Occupy Wall Street
Occupy Wall Street (OWS) was a left-wing populist and progressive movement against economic inequality, capitalism, corporate greed, big finance, and the influence of money in politics. It began in Zuccotti Park, located in New York City's Financial District, and lasted for fifty-nine days—from September 17 to November 15, 2011.
Occupy Wall Street (OWS) is a left-wing populist movement that initiated protests against economic inequality, corporate greed, and capitalism's influence on politics, starting with the 2011 Zuccotti Park occupation. Its official content, primarily blog posts from occupywallst.org, critiques traditional activism's failures and advocates for innovative strategies like electoral power and tactical experimentation.
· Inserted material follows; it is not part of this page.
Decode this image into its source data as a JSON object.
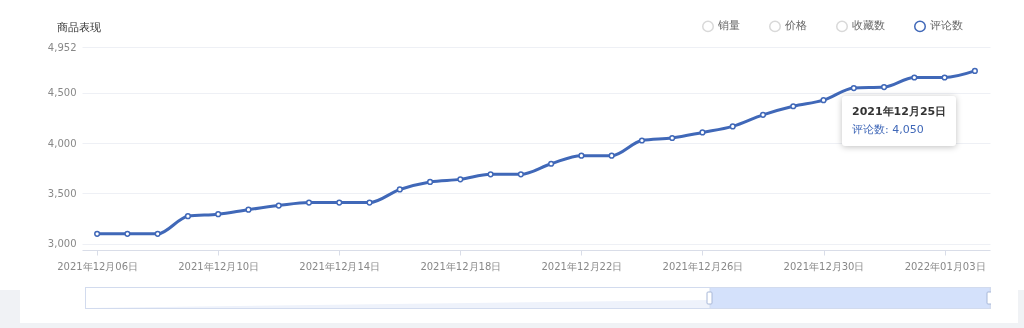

Key focus areas include anti-capitalism, rethinking protest paradigms, and supporting global social justice initiatives.
Origins and History
Occupy Wall Street originated from a concept by Adbusters' Kalle Lasn and Micah White, who designed the initial protest framework, but was operationalized by approximately 200 New York City activists who organized the on-the-ground occupation in Zuccotti Park.[12][25][13] Post-2012, the movement's social media fragmented, with many accounts diverging from original organizers.[12][25] In 2016, OWS re-emerged as OccupyDNC, establishing 'Liberty Park' near the Democratic National Convention to protest DNC interference in the Sanders campaign via WikiLeaks revelations.[9][23]
Critique of Traditional Protest and Activism
Micah White, OWS co-creator, repeatedly argues that traditional large-scale, non-violent protests fail to achieve change, citing historical examples and labeling it a flawed 'voluntarist model'.[1][4][5][7][8][10][14][19][20][22][24] Protests are obsolete post-Dallas shooting, forcing a choice between electoral movements or armed insurrection.[8][14] A 'protest industry' co-opts genuine efforts, necessitating radical innovation.[7][22]
Advocacy for New Activist Strategies
White calls for shifting from disruption to electoral power, forming hybrid social movement-political parties to govern and control institutions like police.[1][4][6][19][21] His book The End of Protest proposes a unified theory of revolution and tactical innovation.[10][24] Online platforms like Activist Graduate School train activists with OWS and BLM creators.[11][15]
Anti-Capitalism and Systemic Change
OWS views capitalism as the root disease causing inequality, corruption, and instability, rejecting reforms for revolutionary dismantling.[2] Global declarations unite against capitalism, patriarchy, racism, and neocolonialism.[16]
Digital Activism, Hacktivism, and Tools
OWS provided open-source digital tools for collective action and horizontal organization, as in Occupy Sandy disaster relief using 'net work' models.[13][18] Hacktivism, like Jeremy Hammond's, is defended as resistance against corporate/government overreach.[3]
Global and Related Movements
Content supports international protests like Occupy Gezi in Turkey against authoritarianism[17] and networked activism in disaster relief.[18] Critiques extend to BLM for similar protest limitations.[4][6][19][21]
Political Interventions
Critique of Traditional Protest
Recurring argument that conventional protests fail to enact change, labeling them obsolete and calling for innovation.
Shift to Electoral and Political Power
Advocacy for movements to win elections and govern rather than just disrupt.
Anti-Capitalism
Capitalism as root cause requiring revolutionary dismantling, not mere reforms.
Activism Innovation and Education
Calls for tactical experimentation and training platforms like Activist Graduate School.
Digital and Hacktivist Resistance
Promotion of digital tools, open-source organizing, and hacktivism as legitimate resistance.